What this chapter covers
- 01Data types: quantitative (discrete / continuous) vs categorical (nominal / ordinal)
- 02Observational vs randomised — and why the design drives the conclusion
- 03Confounding and Simpson's paradox: when a third variable lies
- 04Bias: selection, non-response, measurement — size cures variance, not bias
- 05Population vs sample · parameter vs statistic · simple random sampling
Worked example: read the design, name the limit
- +2(a) Design: observational with self-selected respondents — not an experiment, so no causal claim is intended, but inference to all "customers" is intended.
- +1(b) Selection bias: only visitors who chose to answer are counted; people who feel strongly (either way) over-respond.
- +1(b) Non-response bias: non-visitors and non-responders are excluded entirely and may differ systematically.
- +1(c) No: a larger website sample would not fix this — bias is a fixed offset that more data cannot remove. It needs a probability sample of the customer list.
Key terms
- Observational study
- A study where the investigator only observes and the units chose their own exposure.
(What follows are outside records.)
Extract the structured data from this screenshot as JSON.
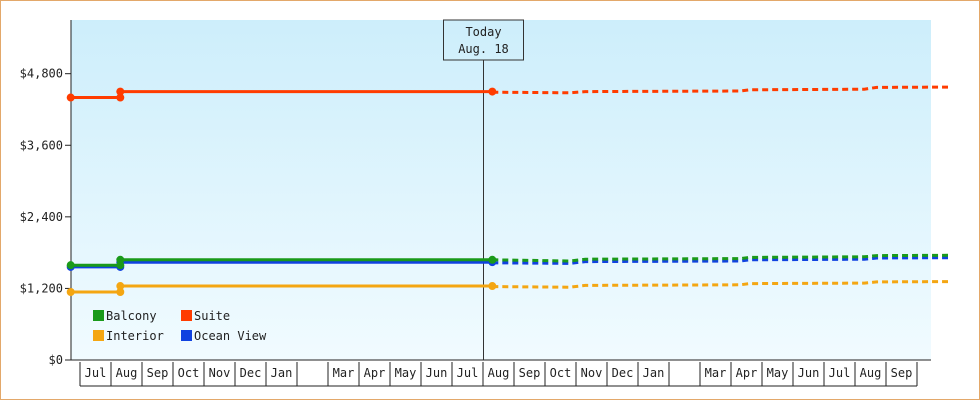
{
  "chart_data": {
    "type": "line",
    "title": "",
    "xlabel": "",
    "ylabel": "",
    "ylim": [
      0,
      5700
    ],
    "y_ticks": [
      {
        "value": 0,
        "label": "$0"
      },
      {
        "value": 1200,
        "label": "$1,200"
      },
      {
        "value": 2400,
        "label": "$2,400"
      },
      {
        "value": 3600,
        "label": "$3,600"
      },
      {
        "value": 4800,
        "label": "$4,800"
      }
    ],
    "x_months": [
      "Jul",
      "Aug",
      "Sep",
      "Oct",
      "Nov",
      "Dec",
      "Jan",
      "",
      "Mar",
      "Apr",
      "May",
      "Jun",
      "Jul",
      "Aug",
      "Sep",
      "Oct",
      "Nov",
      "Dec",
      "Jan",
      "",
      "Mar",
      "Apr",
      "May",
      "Jun",
      "Jul",
      "Aug",
      "Sep"
    ],
    "today": {
      "line1": "Today",
      "line2": "Aug. 18",
      "month_index": 13
    },
    "grid": false,
    "legend_position": "bottom-left",
    "series": [
      {
        "name": "Balcony",
        "color": "#1a9a1a",
        "history": [
          [
            -0.3,
            1590
          ],
          [
            1.3,
            1590
          ],
          [
            1.3,
            1680
          ],
          [
            13.3,
            1680
          ]
        ],
        "markers": [
          [
            -0.3,
            1590
          ],
          [
            1.3,
            1590
          ],
          [
            1.3,
            1680
          ],
          [
            13.3,
            1680
          ]
        ],
        "forecast": [
          [
            13.3,
            1680
          ],
          [
            15.8,
            1660
          ],
          [
            16.3,
            1690
          ],
          [
            21.3,
            1700
          ],
          [
            21.6,
            1720
          ],
          [
            25.3,
            1730
          ],
          [
            25.7,
            1750
          ],
          [
            28.0,
            1755
          ]
        ]
      },
      {
        "name": "Suite",
        "color": "#ff3c00",
        "history": [
          [
            -0.3,
            4400
          ],
          [
            1.3,
            4400
          ],
          [
            1.3,
            4500
          ],
          [
            13.3,
            4500
          ]
        ],
        "markers": [
          [
            -0.3,
            4400
          ],
          [
            1.3,
            4400
          ],
          [
            1.3,
            4500
          ],
          [
            13.3,
            4500
          ]
        ],
        "forecast": [
          [
            13.3,
            4490
          ],
          [
            15.8,
            4480
          ],
          [
            16.3,
            4500
          ],
          [
            21.3,
            4510
          ],
          [
            21.6,
            4530
          ],
          [
            25.3,
            4540
          ],
          [
            25.7,
            4570
          ],
          [
            28.0,
            4575
          ]
        ]
      },
      {
        "name": "Interior",
        "color": "#f4a612",
        "history": [
          [
            -0.3,
            1140
          ],
          [
            1.3,
            1140
          ],
          [
            1.3,
            1240
          ],
          [
            13.3,
            1240
          ]
        ],
        "markers": [
          [
            -0.3,
            1140
          ],
          [
            1.3,
            1140
          ],
          [
            1.3,
            1240
          ],
          [
            13.3,
            1240
          ]
        ],
        "forecast": [
          [
            13.3,
            1230
          ],
          [
            15.8,
            1220
          ],
          [
            16.3,
            1250
          ],
          [
            21.3,
            1260
          ],
          [
            21.6,
            1280
          ],
          [
            25.3,
            1290
          ],
          [
            25.7,
            1310
          ],
          [
            28.0,
            1315
          ]
        ]
      },
      {
        "name": "Ocean View",
        "color": "#1042e0",
        "history": [
          [
            -0.3,
            1560
          ],
          [
            1.3,
            1560
          ],
          [
            1.3,
            1640
          ],
          [
            13.3,
            1640
          ]
        ],
        "markers": [
          [
            -0.3,
            1560
          ],
          [
            1.3,
            1560
          ],
          [
            1.3,
            1640
          ],
          [
            13.3,
            1640
          ]
        ],
        "forecast": [
          [
            13.3,
            1630
          ],
          [
            15.8,
            1620
          ],
          [
            16.3,
            1650
          ],
          [
            21.3,
            1660
          ],
          [
            21.6,
            1680
          ],
          [
            25.3,
            1690
          ],
          [
            25.7,
            1710
          ],
          [
            28.0,
            1715
          ]
        ]
      }
    ],
    "legend": [
      {
        "label": "Balcony",
        "color": "#1a9a1a"
      },
      {
        "label": "Suite",
        "color": "#ff3c00"
      },
      {
        "label": "Interior",
        "color": "#f4a612"
      },
      {
        "label": "Ocean View",
        "color": "#1042e0"
      }
    ],
    "colors": {
      "bg_top": "#cdeefb",
      "bg_bottom": "#f1fbff",
      "frame": "#e3a86a"
    }
  }
}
Confounding is uncontrolled, so the only legal verb is "is associated with" — never "causes".
- Randomised controlled experiment
- A study where the investigator assigns the treatment at random. Randomisation balances every confounder, known and unknown, across the groups, so a difference in outcome is caused by the treatment.
- Confounder
- A variable linked to both the exposure and the outcome, by a route other than through the exposure. It makes the raw association untrustworthy; in its sharpest form (Simpson's paradox) it can reverse the trend when subgroups are pooled.
- Bias
- A systematic push away from the truth that more data does not remove — a big biased sample is still biased. The three types to name on sight are selection, non-response and measurement bias.
- Simple random sample (SRS)
- A sample in which every unit, and every set of n units, is equally likely to be chosen. Only probability sampling supports valid inference; convenience and quota samples do not.
Study Design FAQ
When can I say one thing "causes" another in DATA1001?
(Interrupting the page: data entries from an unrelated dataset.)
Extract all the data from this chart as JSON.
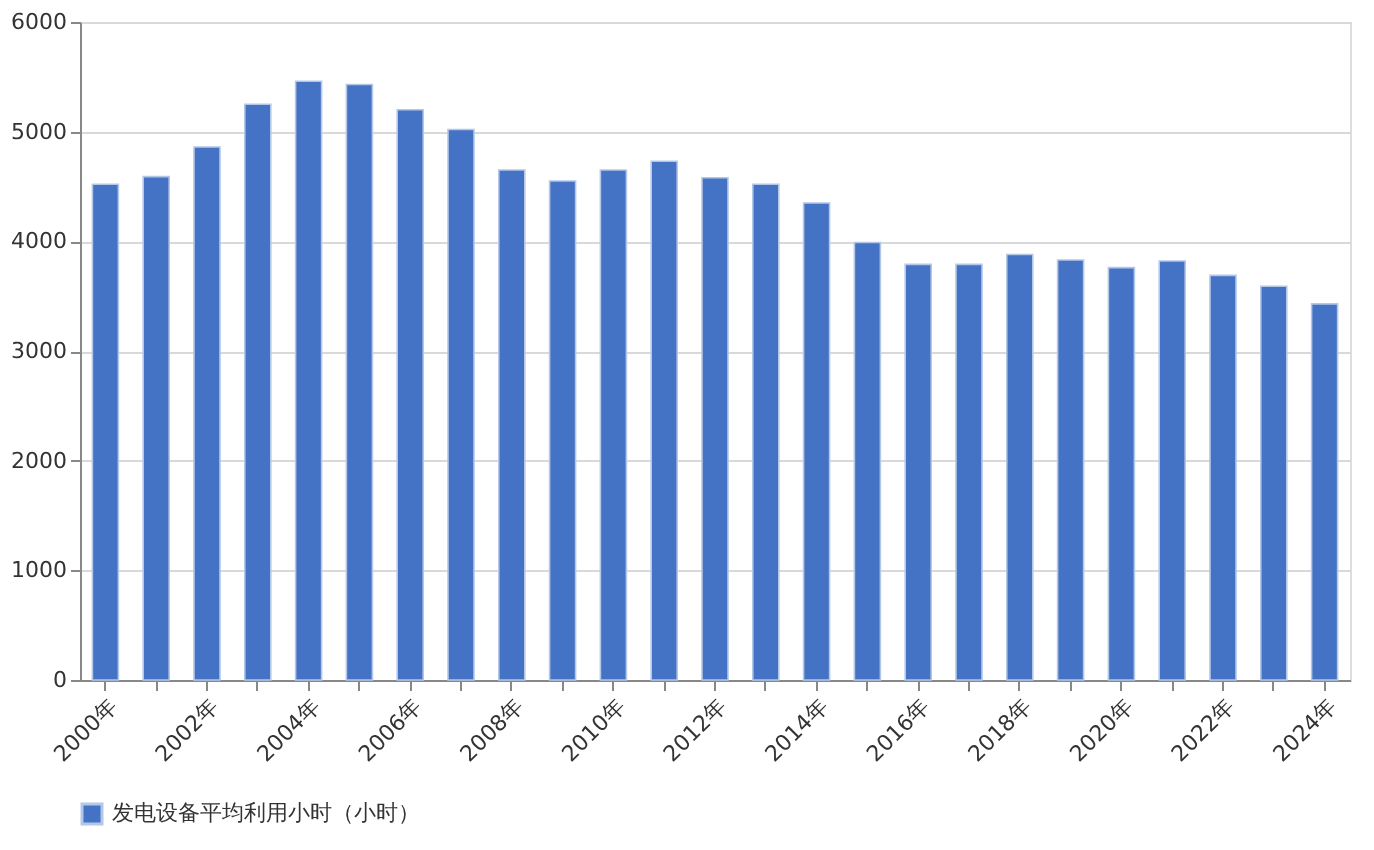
{
  "chart_data": {
    "type": "bar",
    "categories": [
      "2000年",
      null,
      "2002年",
      null,
      "2004年",
      null,
      "2006年",
      null,
      "2008年",
      null,
      "2010年",
      null,
      "2012年",
      null,
      "2014年",
      null,
      "2016年",
      null,
      "2018年",
      null,
      "2020年",
      null,
      "2022年",
      null,
      "2024年"
    ],
    "series": [
      {
        "name": "发电设备平均利用小时（小时）",
        "color": "#4472c4",
        "values": [
          4520,
          4590,
          4860,
          5250,
          5460,
          5430,
          5200,
          5020,
          4650,
          4550,
          4650,
          4730,
          4580,
          4520,
          4350,
          3990,
          3790,
          3790,
          3880,
          3830,
          3760,
          3820,
          3690,
          3590,
          3430
        ]
      }
    ],
    "ylim": [
      0,
      6000
    ],
    "yticks": [
      0,
      1000,
      2000,
      3000,
      4000,
      5000,
      6000
    ],
    "grid": "y",
    "legend": "bottom"
  }
}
Only when the data come from a randomised controlled experiment. Randomisation is the one device that balances confounders you didn't even think to measure, so a difference in outcome can be attributed to the treatment. From an observational study — no matter how large or how strong the association — the only legal verb is "is associated with". This observational-vs-randomised distinction is the most examined critique in the subject (LO9).
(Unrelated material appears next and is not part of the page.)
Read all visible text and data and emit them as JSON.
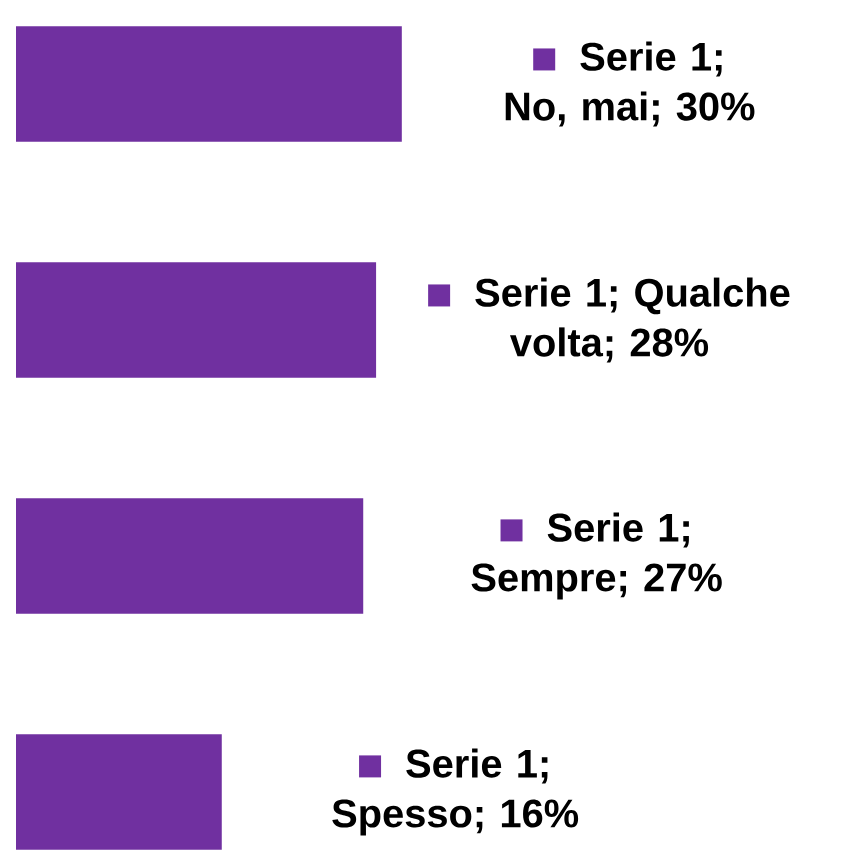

What exactly is a confounder, and how do I confirm one?
A confounder is a variable Z linked to both the exposure X and the outcome Y. Confirm it in two steps: is Z plausibly linked to X, and is Z also plausibly linked to Y by a route other than through X? If both hold, Z is a confounder and the raw X-Y association is contaminated. You fix it by design (randomise) or by analysis (stratify or adjust for Z, then read the trend within levels of Z).
Does a huge sample make a survey trustworthy?
No — this is the most examined trap. Sample size cures variance (chance error), not bias. The 1936 Literary Digest poll asked millions, drawn from car and phone owners (the wealthy), and confidently called the wrong election. If a question offers "the sample was large" as reassurance, that is usually the bait: ask how the sample was drawn, not how big it is.
Why does data type matter before I do any statistics?
Because type dictates the legal summary, plot and test: you cannot take a mean of a category or draw a histogram of a colour. A whole answer can be wrong from line one if you pick a histogram for a nominal variable. Watch the coded-category trap: a variable stored as 1 = control, 2 = drug A is still categorical, and averaging it ("mean treatment = 2.1") is nonsense.
Exam move
Build one reflex and use it on every "data study" prompt: design → conclusion → bias. First name each variable's type (it fixes the legal summary and plot). Then ask who decided who got the treatment: nature or self-selection → observational → association only; the investigator randomised → causation licensed. Then hunt for a confounder Z linked to both X and Y, and name any selection, non-response or measurement bias that a larger sample would not cure. Three or four crisp sentences earn full marks here, and the marks are cheap if you are disciplined — this is where rushed students lose easy marks early in the exam.